Accessibility links

Democrats Propose Reforms to US Lobbying Rules

House Democrats are proposing extensive new reforms to rules for lobbyists who spend hundreds of millions of dollars to influence lawmakers on various issues before Congress.

The initiative by two House members stems in part from the controversy over a well-known lobbyist, Jack Abramoff, whose credit card was used to pay travel and other expenses for the House Majority Leader, Tom DeLay.

The complex story regarding Mr. Abramoff, who is the subject of a federal investigation on tax and other issues, has triggered a reaction in Congress.

Many members rushed to review records to make sure they were not in violation of rules prohibiting registered lobbyists from paying for travel of lawmakers or their aides.
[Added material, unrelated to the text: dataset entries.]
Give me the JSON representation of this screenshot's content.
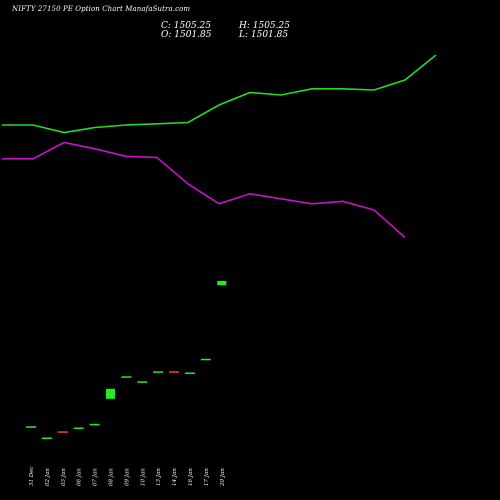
{
  "chart_title": "NIFTY 27150  PE Option  Chart ManafaSutra.com",
  "ohlc": {
    "close_label": "C: 1505.25",
    "high_label": "H: 1505.25",
    "open_label": "O: 1501.85",
    "low_label": "L: 1501.85"
  },
  "colors": {
    "background": "#000000",
    "upper_band": "#22dd22",
    "lower_band": "#cc11cc",
    "candle_up": "#22ee22",
    "candle_down": "#ee4444",
    "text": "#ffffff"
  },
  "chart_data": {
    "type": "candlestick",
    "categories": [
      "31 Dec",
      "02 Jan",
      "03 Jan",
      "06 Jan",
      "07 Jan",
      "08 Jan",
      "09 Jan",
      "10 Jan",
      "13 Jan",
      "14 Jan",
      "16 Jan",
      "17 Jan",
      "20 Jan"
    ],
    "candles": [
      {
        "open": 1389,
        "close": 1389,
        "high": 1389,
        "low": 1389,
        "dir": "up"
      },
      {
        "open": 1380,
        "close": 1380,
        "high": 1380,
        "low": 1380,
        "dir": "up"
      },
      {
        "open": 1385,
        "close": 1385,
        "high": 1385,
        "low": 1385,
        "dir": "down"
      },
      {
        "open": 1388,
        "close": 1388,
        "high": 1388,
        "low": 1388,
        "dir": "up"
      },
      {
        "open": 1391,
        "close": 1391,
        "high": 1391,
        "low": 1391,
        "dir": "up"
      },
      {
        "open": 1411,
        "close": 1419,
        "high": 1419,
        "low": 1411,
        "dir": "up"
      },
      {
        "open": 1429,
        "close": 1429,
        "high": 1429,
        "low": 1429,
        "dir": "up"
      },
      {
        "open": 1425,
        "close": 1425,
        "high": 1425,
        "low": 1425,
        "dir": "up"
      },
      {
        "open": 1433,
        "close": 1433,
        "high": 1433,
        "low": 1433,
        "dir": "up"
      },
      {
        "open": 1433,
        "close": 1433,
        "high": 1433,
        "low": 1433,
        "dir": "down"
      },
      {
        "open": 1432,
        "close": 1432,
        "high": 1432,
        "low": 1432,
        "dir": "up"
      },
      {
        "open": 1443,
        "close": 1443,
        "high": 1443,
        "low": 1443,
        "dir": "up"
      },
      {
        "open": 1501.85,
        "close": 1505.25,
        "high": 1505.25,
        "low": 1501.85,
        "dir": "up"
      }
    ],
    "upper_band": [
      [
        0,
        1630
      ],
      [
        1,
        1630
      ],
      [
        2,
        1624
      ],
      [
        3,
        1628
      ],
      [
        4,
        1630
      ],
      [
        5,
        1631
      ],
      [
        6,
        1632
      ],
      [
        7,
        1646
      ],
      [
        8,
        1656
      ],
      [
        9,
        1654
      ],
      [
        10,
        1659
      ],
      [
        11,
        1659
      ],
      [
        12,
        1658
      ],
      [
        13,
        1666
      ],
      [
        14,
        1686
      ]
    ],
    "lower_band": [
      [
        0,
        1603
      ],
      [
        1,
        1603
      ],
      [
        2,
        1616
      ],
      [
        3,
        1611
      ],
      [
        4,
        1605
      ],
      [
        5,
        1604
      ],
      [
        6,
        1583
      ],
      [
        7,
        1567
      ],
      [
        8,
        1575
      ],
      [
        9,
        1571
      ],
      [
        10,
        1567
      ],
      [
        11,
        1569
      ],
      [
        12,
        1562
      ],
      [
        13,
        1540
      ]
    ],
    "ylim": [
      1330,
      1730
    ],
    "grid": false,
    "legend": "none"
  }
}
Questions about Mr. Abramoff's involvement with lawmakers have not been limited to Republicans. New reports focused on two House Democrats, Congressmen Bennie Thompson and James Clyburn, after records showed Mr. Abramoff paid initial expenses for their trips, along with two aides, to the Marianas Islands in 1997.

Congressman Marty Meehan, a Massachusetts Democrat, says it's time for another effort to reform laws pertaining to lobbyists.

“In recent months, the American people have learned more about the kind of unseemly influence-peddling that occurs all too often here in Washington. Today there is an ethical cloud hanging over this institution. The United States Congress has lost the confidence of the majority of the American people,” said Mr. Meehan.

Congressman Meehan and fellow Democrat Rahm Emanuel propose legislation that would require more frequent and extensive disclosure of contacts and funding for travel.

It would also address so-called revolving door in which lawmakers or staff move with ease to the private sector, only to return in a new role as lobbyists on Capitol Hill.

Among other things, registered lobbyists or foreign agents would be prohibited from arranging or organizing travel for lawmakers or staff. It would also increase from one to two years the amount of time lawmakers or staff would wait until they could engage in lobbying.

Congressman Emmanuel says the focus should not be on questions about individual lawmakers, but on an overall need for change.

“This is not [all] about trips,” he added. “This legislation urges a comprehensive review of rules as relates to the relationship between the professional lobbying community and the Congress and how the two function.”

Republicans leaders appear open to considering changes, although they say the initial focus will be on increasing money available to the House Ethics Committee to hire staff who can advise members on travel guidelines.